Sagan’s metaphor is elegant because you can use it in five minutes.

When you hear a strong claim, ask a few plain questions.

What exactly is being claimed.

What observable thing should happen if it is true.

What observable thing should not happen if it is true.

What evidence would change the claimant’s mind.

What evidence would change mine.

If nothing can change anyone’s mind, then the conversation is not about reality. It is about theater.
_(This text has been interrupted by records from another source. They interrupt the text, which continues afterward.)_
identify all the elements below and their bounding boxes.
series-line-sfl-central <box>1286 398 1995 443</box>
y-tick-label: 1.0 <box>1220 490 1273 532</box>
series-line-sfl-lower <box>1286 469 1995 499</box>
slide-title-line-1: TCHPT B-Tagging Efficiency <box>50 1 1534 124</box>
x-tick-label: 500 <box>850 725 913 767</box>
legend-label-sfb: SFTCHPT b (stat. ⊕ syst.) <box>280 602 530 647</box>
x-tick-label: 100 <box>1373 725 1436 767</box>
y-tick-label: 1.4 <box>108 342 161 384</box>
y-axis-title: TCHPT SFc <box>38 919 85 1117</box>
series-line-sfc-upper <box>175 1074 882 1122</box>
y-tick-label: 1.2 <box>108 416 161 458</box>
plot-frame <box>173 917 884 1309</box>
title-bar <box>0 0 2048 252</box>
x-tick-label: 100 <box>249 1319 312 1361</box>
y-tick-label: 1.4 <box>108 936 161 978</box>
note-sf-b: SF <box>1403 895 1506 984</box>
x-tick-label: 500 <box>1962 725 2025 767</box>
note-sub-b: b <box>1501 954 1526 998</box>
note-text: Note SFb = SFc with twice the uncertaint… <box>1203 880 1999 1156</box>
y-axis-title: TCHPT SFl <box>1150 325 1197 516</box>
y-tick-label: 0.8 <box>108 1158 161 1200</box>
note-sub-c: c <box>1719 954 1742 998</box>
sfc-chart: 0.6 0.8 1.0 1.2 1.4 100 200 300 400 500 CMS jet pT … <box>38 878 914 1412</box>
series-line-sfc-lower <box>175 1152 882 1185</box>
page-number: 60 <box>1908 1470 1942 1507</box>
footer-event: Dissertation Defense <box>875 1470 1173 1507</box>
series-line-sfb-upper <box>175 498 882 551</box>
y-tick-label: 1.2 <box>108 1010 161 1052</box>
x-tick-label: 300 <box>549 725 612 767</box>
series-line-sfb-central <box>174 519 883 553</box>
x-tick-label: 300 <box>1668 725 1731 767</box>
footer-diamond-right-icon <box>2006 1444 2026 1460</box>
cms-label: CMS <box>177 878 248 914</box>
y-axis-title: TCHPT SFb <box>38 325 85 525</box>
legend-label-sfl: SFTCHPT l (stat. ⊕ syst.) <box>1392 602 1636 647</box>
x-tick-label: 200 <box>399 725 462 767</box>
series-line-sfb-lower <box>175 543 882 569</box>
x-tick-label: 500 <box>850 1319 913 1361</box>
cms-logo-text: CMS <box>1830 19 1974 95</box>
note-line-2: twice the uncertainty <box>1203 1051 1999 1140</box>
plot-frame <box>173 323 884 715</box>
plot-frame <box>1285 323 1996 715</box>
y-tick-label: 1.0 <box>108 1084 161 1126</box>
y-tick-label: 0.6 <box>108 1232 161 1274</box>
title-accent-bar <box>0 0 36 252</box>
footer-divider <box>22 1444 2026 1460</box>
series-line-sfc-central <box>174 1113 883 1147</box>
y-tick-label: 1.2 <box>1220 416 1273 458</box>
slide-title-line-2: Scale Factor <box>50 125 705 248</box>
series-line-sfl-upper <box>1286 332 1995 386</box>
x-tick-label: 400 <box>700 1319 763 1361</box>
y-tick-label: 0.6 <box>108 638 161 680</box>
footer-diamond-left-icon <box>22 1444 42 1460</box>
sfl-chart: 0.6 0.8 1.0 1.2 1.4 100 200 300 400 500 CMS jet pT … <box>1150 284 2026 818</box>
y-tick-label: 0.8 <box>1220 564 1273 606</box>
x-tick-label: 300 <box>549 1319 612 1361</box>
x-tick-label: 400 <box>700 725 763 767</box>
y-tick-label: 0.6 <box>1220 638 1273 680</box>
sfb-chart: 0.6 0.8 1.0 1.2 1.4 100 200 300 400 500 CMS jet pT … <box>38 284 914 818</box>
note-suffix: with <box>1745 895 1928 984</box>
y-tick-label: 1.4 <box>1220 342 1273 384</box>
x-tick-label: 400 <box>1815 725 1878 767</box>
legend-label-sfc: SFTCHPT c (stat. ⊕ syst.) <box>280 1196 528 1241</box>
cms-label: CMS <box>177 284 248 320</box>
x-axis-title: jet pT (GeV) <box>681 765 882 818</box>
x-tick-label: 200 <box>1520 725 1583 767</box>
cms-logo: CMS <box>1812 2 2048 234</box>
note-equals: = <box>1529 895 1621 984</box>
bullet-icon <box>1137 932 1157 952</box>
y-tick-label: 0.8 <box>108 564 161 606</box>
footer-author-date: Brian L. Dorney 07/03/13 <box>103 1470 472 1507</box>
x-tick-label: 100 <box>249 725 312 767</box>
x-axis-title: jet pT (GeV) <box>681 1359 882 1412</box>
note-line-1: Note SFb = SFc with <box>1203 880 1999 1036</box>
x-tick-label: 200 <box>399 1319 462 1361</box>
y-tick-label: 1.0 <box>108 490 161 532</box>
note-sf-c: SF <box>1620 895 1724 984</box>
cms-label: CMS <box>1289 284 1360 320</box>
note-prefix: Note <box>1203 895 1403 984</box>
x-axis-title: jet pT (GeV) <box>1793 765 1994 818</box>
This simple method has saved me time, money, and blood pressure.

It also improves writing, frankly. It forces you to separate what you know from what you feel. Both matter. They are not the same thing.

The dragon and the mirror

The hardest part is this.

We all have a dragon.

Not just other people. Not just the internet. Not just politicians and grifters and loud men with podcasts.

Us.

We all have one cherished idea we protect a little too quickly. One story we patch when evidence arrives. One belief that gets an extra exemption because it is ours.

That is why Sagan remains useful. He does not only expose fraud. He exposes self deception.

His essay is a mirror in the shape of a garage.

If you read it well, the goal is not to feel smarter than the believer. The goal is to become more honest with yourself.

That is rarer. And harder.

Why I still return to this piece

I return to Sagan because he managed something almost impossible.

He defended reason without sounding sterile.

He defended evidence without sounding arrogant.

He defended skepticism without killing wonder.

That balance is badly needed now.

We live in an age of synthetic confidence. Everyone is certain. Everyone is publishing. Everyone is performing certainty in public. The incentives reward speed, outrage, and grand claims. Quiet doubt does not trend.

But doubt is not weakness. Good doubt is hygiene.

Good doubt keeps us from worshipping our own stories.

Good doubt keeps technology from becoming mythology.

Good doubt keeps politics from becoming fever.

Good doubt keeps us human.

So yes, the dragon is still in the garage.

It always will be.

The question is whether we bring a flashlight, a notebook, and the courage to say what we actually found.